No que se refere às Convenções Internacionais das quais o Brasil é signatário, assumindo o compromisso de reprimir o trabalho escravo perante a Comunidade Internacional, podemos destacar as Convenções da OIT n.º 29 (Decreto n.º 41.721/1957) e 105 (Decreto n.º 58.822/1966), a Convenção sobre Escravatura de 1926 (Decreto n.º 58.563/1966) e a Convenção Americana sobre Direitos Humanos (Pacto de San José da Costa Rica – Decreto n.º 678/1992). Todas Convenções apontadas foram ratificadas pelo Brasil, com status normativo de leis ordinárias, plenamente recepcionadas pela Carta Constitucional de 1988, e todas contendo dispositivos que preveem a adoção imediata de medidas legislativas (ou não) necessárias para a erradicação do trabalho escravo.

Alguns dispositivos das Convenções são relevantes para dirimir a confusão entre as sanções administrativas e aquelas previstas no tipo penal. Vejamos o que nos informa, por exemplo, o Pacto de San José da Costa Rica em seu artigos 2º:

Art. 2º – Se o exercício dos direitos e liberdades mencionados no art. 1º ainda não estiver garantido por disposições legislativas ou de outra natureza, os Estados Partes comprometem-se a adotar, de acordo com as suas normas constitucionais e com as disposições desta Convenção, as medidas legislativas ou de outra natureza que forem necessárias para tornar efetivos tais direitos e liberdades.

Observa-se que o Pacto acima descrito prevê a adoção de medidas de outra natureza – que não a mera edição de leis – para efetivação dos direitos e liberdades que tutela, como também esboça um conceito elástico abrangendo todas as formas de escravidão.

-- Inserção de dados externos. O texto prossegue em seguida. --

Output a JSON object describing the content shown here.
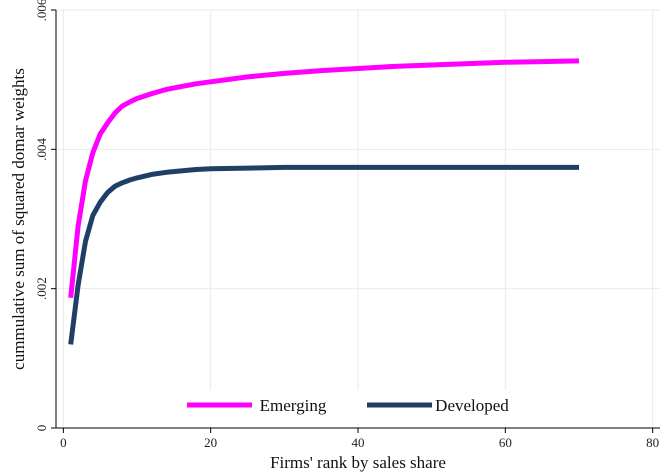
{
  "chart_data": {
    "type": "line",
    "xlabel": "Firms' rank by sales share",
    "ylabel": "cummulative sum of squared domar weights",
    "xlim": [
      -1,
      81
    ],
    "ylim": [
      0,
      0.006
    ],
    "x_ticks": [
      {
        "value": 0,
        "label": "0"
      },
      {
        "value": 20,
        "label": "20"
      },
      {
        "value": 40,
        "label": "40"
      },
      {
        "value": 60,
        "label": "60"
      },
      {
        "value": 80,
        "label": "80"
      }
    ],
    "y_ticks": [
      {
        "value": 0,
        "label": "0"
      },
      {
        "value": 0.002,
        "label": ".002"
      },
      {
        "value": 0.004,
        "label": ".004"
      },
      {
        "value": 0.006,
        "label": ".006"
      }
    ],
    "grid": true,
    "legend_position": "bottom-center",
    "series": [
      {
        "name": "Emerging",
        "color": "#ff00ff",
        "x": [
          1,
          2,
          3,
          4,
          5,
          6,
          7,
          8,
          9,
          10,
          12,
          14,
          16,
          18,
          20,
          25,
          30,
          35,
          40,
          45,
          50,
          55,
          60,
          65,
          70
        ],
        "y": [
          0.00187,
          0.0029,
          0.00355,
          0.00395,
          0.00422,
          0.00438,
          0.00452,
          0.00462,
          0.00468,
          0.00473,
          0.0048,
          0.00486,
          0.0049,
          0.00494,
          0.00497,
          0.00504,
          0.00509,
          0.00513,
          0.00516,
          0.00519,
          0.00521,
          0.00523,
          0.00525,
          0.00526,
          0.00527
        ]
      },
      {
        "name": "Developed",
        "color": "#1f3f66",
        "x": [
          1,
          2,
          3,
          4,
          5,
          6,
          7,
          8,
          9,
          10,
          12,
          14,
          16,
          18,
          20,
          25,
          30,
          40,
          50,
          60,
          70
        ],
        "y": [
          0.0012,
          0.00205,
          0.00268,
          0.00305,
          0.00324,
          0.00338,
          0.00347,
          0.00352,
          0.00356,
          0.00359,
          0.00364,
          0.00367,
          0.00369,
          0.00371,
          0.00372,
          0.00373,
          0.00374,
          0.00374,
          0.00374,
          0.00374,
          0.00374
        ]
      }
    ]
  }
}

Também é imprescindível mencionar o que dispõe a Convenção Suplementar – de 1956 – sobre a Abolição da Escravatura, do Tráfego de Escravos e das Instituições e Práticas Análogas à Escravatura, cujo artigo 1º – em especial as alíneas “a” e “b” – parece bastante esclarecedor acerca da caracterização do trabalho escravo:

Art. 1º – Cada um dos Estados Partes à presente Convenção tomará todas as medidas, legislativas e de outra natureza, que sejam viáveis e necessárias, para obter progressivamente e logo que possível a abolição completa ou o abandono das instituições e práticas seguintes, onde quer ainda subsistam, enquadrem-se ou não na definição de escravidão que figura no artigo primeiro da Convenção sobre a escravidão assinada em Genebra, em 25 de setembro de 1926:

Desse modo, fica evidente tanto a possibilidade de o Poder Executivo editar medidas necessárias à repressão do trabalho escravo, o que se encontra previsto nas leis ordinárias supramencionadas, como também o fato de que o conceito utilizado pela Administração Pública reporta-se às convenções (leis) referidas, isto é, embora possua elementos comuns ao tipo previsto no art. 149. do Código Penal, em momento algum se confundem os conceitos utilizados numa e noutra esfera.

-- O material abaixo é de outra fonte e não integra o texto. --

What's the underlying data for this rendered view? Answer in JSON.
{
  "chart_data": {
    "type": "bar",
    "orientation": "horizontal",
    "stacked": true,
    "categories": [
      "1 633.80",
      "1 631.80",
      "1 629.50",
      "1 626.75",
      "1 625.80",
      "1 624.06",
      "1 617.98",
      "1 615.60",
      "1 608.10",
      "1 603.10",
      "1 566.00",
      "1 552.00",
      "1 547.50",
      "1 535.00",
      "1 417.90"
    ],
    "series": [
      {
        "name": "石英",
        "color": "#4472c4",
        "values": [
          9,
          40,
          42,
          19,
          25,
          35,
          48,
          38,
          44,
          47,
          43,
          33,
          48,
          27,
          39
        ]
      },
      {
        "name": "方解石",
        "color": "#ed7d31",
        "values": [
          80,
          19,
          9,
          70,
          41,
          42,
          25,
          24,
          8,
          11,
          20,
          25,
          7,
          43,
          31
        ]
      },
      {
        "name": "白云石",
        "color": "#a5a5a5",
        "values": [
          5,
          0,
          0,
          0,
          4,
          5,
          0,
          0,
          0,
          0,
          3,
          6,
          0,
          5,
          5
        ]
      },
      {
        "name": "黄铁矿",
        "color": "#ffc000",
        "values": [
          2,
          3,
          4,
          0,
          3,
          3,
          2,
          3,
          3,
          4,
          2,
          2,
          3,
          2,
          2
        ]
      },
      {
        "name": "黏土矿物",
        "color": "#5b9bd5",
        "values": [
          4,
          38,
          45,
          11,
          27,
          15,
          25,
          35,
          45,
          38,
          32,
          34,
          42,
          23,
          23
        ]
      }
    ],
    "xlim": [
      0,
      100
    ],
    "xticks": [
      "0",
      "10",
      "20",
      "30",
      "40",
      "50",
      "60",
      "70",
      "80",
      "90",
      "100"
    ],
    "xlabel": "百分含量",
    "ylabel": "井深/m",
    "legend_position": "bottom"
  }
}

Assim, o conceito de trabalho escravo para fins administrativos é mais amplo do que aquele previsto no Código Penal. Não poderia ser diferente, haja vista que a política criminal garantista em vigor no país volta-se – em especial – para a proteção do status libertatis do réu. No caso concreto sob análise, não estamos a cuidar de processo penal. Ao contrário, a ação administrativa volta-se para o atendimento do interesse público, daí decorrendo todas as prerrogativas de que dispõe a Administração, inclusive as presunções de legitimidade e veracidade que recaem sobre seus atos.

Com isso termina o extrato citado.